• OPPONENT: Utah Jazz

    RECORD: 30-28 (18-9 at home, on 11-game winning streak)

    MEASUREABLES: 106.0 offensive rating (13th), 103.9 defensive rating (sixth), 2.0 net rating (10th)

    PROJECTED STARTING LINEUP: PG Ricky Rubio, SG Donovan Mitchell, SF Joe Ingles, PF Derrick Favors, C Rudy Gobert

    INJURIES: Dante Exum (out indefinitely – shoulder surgery), Thabo Sefolosha (out for season – knee surgery)

    WHEN, WHERE, HOW TO WATCH: 9:00 EST, Vivint Smart Home Arena (Salt Lake City), NBC Sports Northwest/AT&T SportsNet

    The Utah Jazz boast a net rating comfortably better than the Portland Trail Blazers’. Friday’s game marks the beginning of a four-game homestand for Utah, which has the league’s ninth-easiet remaining schedule – compared to Portland’s sixth-hardest. The numbers geniuses at FiveThirtyEight give the Jazz, currently 10th-place in the Western Conference, an 87 percent chance of making the playoffs, 22 percent higher than they do the Blazers. Utah, winner of 11 straight, is just one and-a-half games behind the eighth-seeded New Orleans Pelicans and two games behind seventh-place Portland.

    Friday’s game in Salt Lake City, needless to say, is the most important one the Blazers have played all season. Some will suggest that distinction could apply to each of Portland’s 24 remaining regular-season games, a tired trope that still applies given the overcrowded nature of the Western Conference middle class. Only two and-a-half games separate fifth from tenth in the standings, and the San Antonio Spurs, tied for third with the Minnesota Timberwolves, could perhaps be joining that capacity crowd given the season-long absence of Kawhi Leonard. The Blazers, 32-26, are just a single game ahead of the Los Angeles Clippers for ninth place despite going 16-10 – a 50-win pace over 82 games – since they fell to .500 on December 22. No team outside the Golden State Warriors and Houston Rockets is safe in the West.

    Utah should certainly be feeling good about their playoff chances, though, especially after waxing Portland 115-96 at Moda Center on February 11, both teams’ penultimate game before the All-Star break. The Jazz scored a whopping 72 points in the second half of that matchup, getting literally whatever they wanted or needed against the Blazers after intermission. They made 9-of-16 3-pointers and 17-of-19 from the free-throw line,  grabbed 10 offensive rebounds and had 12 fast-break points. Joe Ingles went 4-of-6 from beyond the arc in the second half, when Donovan Mitchell scored 21 of his 27 points – including 10 straight as Portland made a last-gasp comeback effort in the game’s final minutes.

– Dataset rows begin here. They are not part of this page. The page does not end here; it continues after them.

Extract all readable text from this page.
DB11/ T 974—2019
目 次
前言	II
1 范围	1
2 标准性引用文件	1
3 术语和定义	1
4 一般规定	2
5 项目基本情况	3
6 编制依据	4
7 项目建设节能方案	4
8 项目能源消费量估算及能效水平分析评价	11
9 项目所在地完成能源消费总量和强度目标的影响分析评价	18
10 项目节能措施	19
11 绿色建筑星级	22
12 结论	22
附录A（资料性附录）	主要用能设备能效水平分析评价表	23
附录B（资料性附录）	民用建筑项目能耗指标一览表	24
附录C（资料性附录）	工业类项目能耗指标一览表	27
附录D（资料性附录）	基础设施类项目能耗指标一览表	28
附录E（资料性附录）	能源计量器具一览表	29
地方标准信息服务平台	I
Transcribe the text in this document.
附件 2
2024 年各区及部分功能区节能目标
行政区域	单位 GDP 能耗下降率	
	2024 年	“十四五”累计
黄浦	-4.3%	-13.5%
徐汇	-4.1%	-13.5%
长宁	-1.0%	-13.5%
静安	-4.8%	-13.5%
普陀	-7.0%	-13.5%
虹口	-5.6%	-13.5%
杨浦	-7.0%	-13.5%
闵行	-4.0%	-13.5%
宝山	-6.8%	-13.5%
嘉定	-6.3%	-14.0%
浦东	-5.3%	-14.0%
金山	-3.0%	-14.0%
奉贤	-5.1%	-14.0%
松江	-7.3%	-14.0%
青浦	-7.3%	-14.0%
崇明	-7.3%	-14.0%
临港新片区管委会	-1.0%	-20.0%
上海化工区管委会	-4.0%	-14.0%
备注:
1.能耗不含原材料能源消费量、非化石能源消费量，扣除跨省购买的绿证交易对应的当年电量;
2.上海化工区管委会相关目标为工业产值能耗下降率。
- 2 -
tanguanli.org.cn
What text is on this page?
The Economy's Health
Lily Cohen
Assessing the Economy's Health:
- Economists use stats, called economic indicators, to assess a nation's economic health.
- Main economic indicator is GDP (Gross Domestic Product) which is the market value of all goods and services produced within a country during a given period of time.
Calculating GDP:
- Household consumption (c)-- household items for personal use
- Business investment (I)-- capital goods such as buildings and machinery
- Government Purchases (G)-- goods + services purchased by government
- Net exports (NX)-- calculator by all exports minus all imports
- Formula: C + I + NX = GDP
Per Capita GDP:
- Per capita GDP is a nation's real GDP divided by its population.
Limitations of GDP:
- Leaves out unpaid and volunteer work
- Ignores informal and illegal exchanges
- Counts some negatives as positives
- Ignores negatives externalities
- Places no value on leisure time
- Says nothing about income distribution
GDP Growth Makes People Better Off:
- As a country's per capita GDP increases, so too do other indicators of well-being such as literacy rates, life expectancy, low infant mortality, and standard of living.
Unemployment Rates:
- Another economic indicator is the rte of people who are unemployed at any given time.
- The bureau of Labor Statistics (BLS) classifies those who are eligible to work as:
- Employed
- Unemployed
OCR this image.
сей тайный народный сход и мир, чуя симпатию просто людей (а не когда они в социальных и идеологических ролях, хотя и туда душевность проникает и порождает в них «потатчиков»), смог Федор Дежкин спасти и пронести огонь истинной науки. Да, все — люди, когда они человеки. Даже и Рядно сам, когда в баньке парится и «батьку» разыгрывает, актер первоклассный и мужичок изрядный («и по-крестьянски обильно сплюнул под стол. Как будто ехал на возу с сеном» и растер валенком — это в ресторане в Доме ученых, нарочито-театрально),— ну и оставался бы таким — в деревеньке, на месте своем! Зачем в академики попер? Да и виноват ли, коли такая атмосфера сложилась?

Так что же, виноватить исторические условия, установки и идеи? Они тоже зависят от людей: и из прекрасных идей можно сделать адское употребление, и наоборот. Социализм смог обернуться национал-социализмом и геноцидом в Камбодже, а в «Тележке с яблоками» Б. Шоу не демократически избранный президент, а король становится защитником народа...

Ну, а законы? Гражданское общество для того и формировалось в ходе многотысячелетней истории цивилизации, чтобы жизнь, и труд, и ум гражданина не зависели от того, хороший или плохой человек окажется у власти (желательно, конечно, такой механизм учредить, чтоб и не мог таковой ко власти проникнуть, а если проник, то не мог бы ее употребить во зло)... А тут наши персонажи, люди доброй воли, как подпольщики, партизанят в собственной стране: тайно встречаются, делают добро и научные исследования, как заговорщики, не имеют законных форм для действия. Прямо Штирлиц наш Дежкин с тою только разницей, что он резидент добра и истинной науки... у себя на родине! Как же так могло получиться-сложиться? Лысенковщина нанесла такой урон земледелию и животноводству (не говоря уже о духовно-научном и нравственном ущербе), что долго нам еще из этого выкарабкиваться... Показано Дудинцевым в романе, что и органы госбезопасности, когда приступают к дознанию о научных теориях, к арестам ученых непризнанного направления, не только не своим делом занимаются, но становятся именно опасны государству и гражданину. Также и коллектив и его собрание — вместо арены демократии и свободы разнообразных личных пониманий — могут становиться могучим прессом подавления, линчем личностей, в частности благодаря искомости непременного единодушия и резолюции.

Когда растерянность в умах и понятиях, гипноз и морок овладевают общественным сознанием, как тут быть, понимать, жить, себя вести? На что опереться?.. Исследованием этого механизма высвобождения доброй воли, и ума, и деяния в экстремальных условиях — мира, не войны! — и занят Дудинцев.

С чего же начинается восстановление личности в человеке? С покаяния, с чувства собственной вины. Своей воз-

    An inability to keep the ball out of the paint is what doomed the Blazers most during Utah’s utterly dominant second half. Ingles frustrated any defender that guarded him with ultra-patient probes, taking full advantage of Portland playing him for the pass by getting extra deep into the paint before kicking the ball out to the perimeter, where the Jazz kept moving it until they found an open shot. Mitchell and Royce O’Neale gave the Blazers similar issues, with the latter doing most of his playmaking damage by finding Rudy Gobert and Derrick Favors for easy dump-offs in the paint.

    High hand-off action killed Portland. Gobert is both an excellent screen-setter and roll man, and forced rotations from weak-side helpers that yielded high-value looks like these.

    Most striking about the Jazz’s play on the other end was their comfort leaving Maurice Harkless, Al-Farouq Aminu and Evan Turner beyond the 3-point line away from the ball. With Gobert , or even Ekpe Udoh, manning the middle and a plethora of long, active perimeter defenders, they’re hard enough to score on when forced to play “normal” help defense. But when Utah can get away with clogging the paint by having weak-side helpers cheating an extra two steps toward the ball, offense is even harder to come by for its opponents – especially Portland, a team so reliant on the dribble penetration of and overall offensive production of Damian Lillard and C.J. McCollum.

    The Jazz are at home, they’re rolling and they, at least over the past three weeks, have been a much better team than the Blazers. Can Lillard and company rise to the stakes and steal a crucial win on the road, steeling themselves for a frantic push toward the playoffs? We’ll find out tonight.